SD 90 SW (south side)

1/22 No. 169
(Old Hall Fold)
(formerly listed
as Old Hall
12/01/67 Farmhouse, (No 169)

G.V. II*

House. Medieval cruck-framed structure within C18 walls and
roof. English garden wall bond brick with graduated stone
slate roof. 3-bay 2-storey house with crosswing to right
projecting at the front under an outshut roof. 4, 2 and 2-
light casement windows on each floor,one below a wide
cambered brick arch. Door between bays 1 and 2 and
passageway to right which leads to Taunton Hall (q.v.).
Brick ridge chimney stack. The rear has been rendered, has
C20 casement windows, a small kitchen wing and an altered
shippon wing adjoining the left gable. The building's
principal feature is the survival of 3 particularly fine
cruck trusses.
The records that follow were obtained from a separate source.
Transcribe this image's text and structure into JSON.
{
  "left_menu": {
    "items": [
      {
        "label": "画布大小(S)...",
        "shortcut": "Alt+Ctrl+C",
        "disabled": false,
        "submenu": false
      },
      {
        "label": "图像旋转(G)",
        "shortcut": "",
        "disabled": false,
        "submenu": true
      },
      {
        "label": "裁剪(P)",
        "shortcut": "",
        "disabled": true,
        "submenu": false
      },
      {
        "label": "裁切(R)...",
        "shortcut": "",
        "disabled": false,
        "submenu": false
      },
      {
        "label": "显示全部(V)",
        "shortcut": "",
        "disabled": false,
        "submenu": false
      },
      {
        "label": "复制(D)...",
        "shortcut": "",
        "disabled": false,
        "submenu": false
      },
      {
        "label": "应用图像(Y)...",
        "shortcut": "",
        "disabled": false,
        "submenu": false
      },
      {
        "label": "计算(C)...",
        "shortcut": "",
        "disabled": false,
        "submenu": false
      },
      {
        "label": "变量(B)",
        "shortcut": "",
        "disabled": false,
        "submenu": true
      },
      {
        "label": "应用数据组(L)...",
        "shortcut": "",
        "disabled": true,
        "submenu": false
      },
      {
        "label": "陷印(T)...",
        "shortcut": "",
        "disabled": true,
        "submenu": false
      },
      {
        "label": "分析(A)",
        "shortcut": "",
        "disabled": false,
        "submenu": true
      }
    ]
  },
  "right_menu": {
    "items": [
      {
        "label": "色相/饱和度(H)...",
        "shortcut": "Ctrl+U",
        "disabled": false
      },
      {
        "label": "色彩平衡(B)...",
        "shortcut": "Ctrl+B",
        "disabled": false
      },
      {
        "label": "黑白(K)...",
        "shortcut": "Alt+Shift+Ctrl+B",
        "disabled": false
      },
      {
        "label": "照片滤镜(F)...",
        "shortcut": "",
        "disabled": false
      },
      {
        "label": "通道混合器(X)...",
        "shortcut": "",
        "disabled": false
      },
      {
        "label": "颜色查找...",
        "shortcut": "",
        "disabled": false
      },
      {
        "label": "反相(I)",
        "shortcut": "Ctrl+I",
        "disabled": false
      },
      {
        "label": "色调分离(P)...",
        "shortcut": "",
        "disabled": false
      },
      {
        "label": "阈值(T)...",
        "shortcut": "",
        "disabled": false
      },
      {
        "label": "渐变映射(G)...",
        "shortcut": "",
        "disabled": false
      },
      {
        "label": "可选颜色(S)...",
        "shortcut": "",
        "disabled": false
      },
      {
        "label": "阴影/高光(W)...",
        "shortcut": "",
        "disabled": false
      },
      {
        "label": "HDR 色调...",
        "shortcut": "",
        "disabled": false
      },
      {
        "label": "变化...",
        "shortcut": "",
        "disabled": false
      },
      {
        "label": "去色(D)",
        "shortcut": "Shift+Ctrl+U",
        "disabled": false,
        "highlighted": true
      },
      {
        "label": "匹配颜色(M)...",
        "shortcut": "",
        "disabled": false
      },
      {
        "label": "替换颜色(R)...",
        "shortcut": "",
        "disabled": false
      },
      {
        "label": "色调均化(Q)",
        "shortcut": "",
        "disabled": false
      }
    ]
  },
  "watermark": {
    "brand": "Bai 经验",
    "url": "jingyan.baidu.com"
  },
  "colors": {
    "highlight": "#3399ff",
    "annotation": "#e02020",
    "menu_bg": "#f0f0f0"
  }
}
The 2 oldest are at each end of the principal
room. They are particularly large in both overall size and
cross section of the blades. The truss to the right of the
principal room has an arch-braced collar and probably
identifies the centre of the original open hall which has
now been floored over. An inglenook fireplace backs onto it,
the massive bressumer beam supported on a carved heck post
which is now encased or replaced by a brick pier. The room
also has an ovolo-moulded ceiling beam. The third cruck
truss is at right angles to the others in the right
crosswing. It has blades which are not markedly curved, a
tie-beam at floor level, a collar, wattle and daub infill
and is probably of C16 date. It is visible on one side from
floor to ridge. The survival of such an early cruck-framed
structure is rare in the north-west of England. The
evolutionary development of this building is particularly
worthy of note.

Listing NGR: SD9268900389

This text is from the original listing, and may not necessarily reflect the current setting of the building.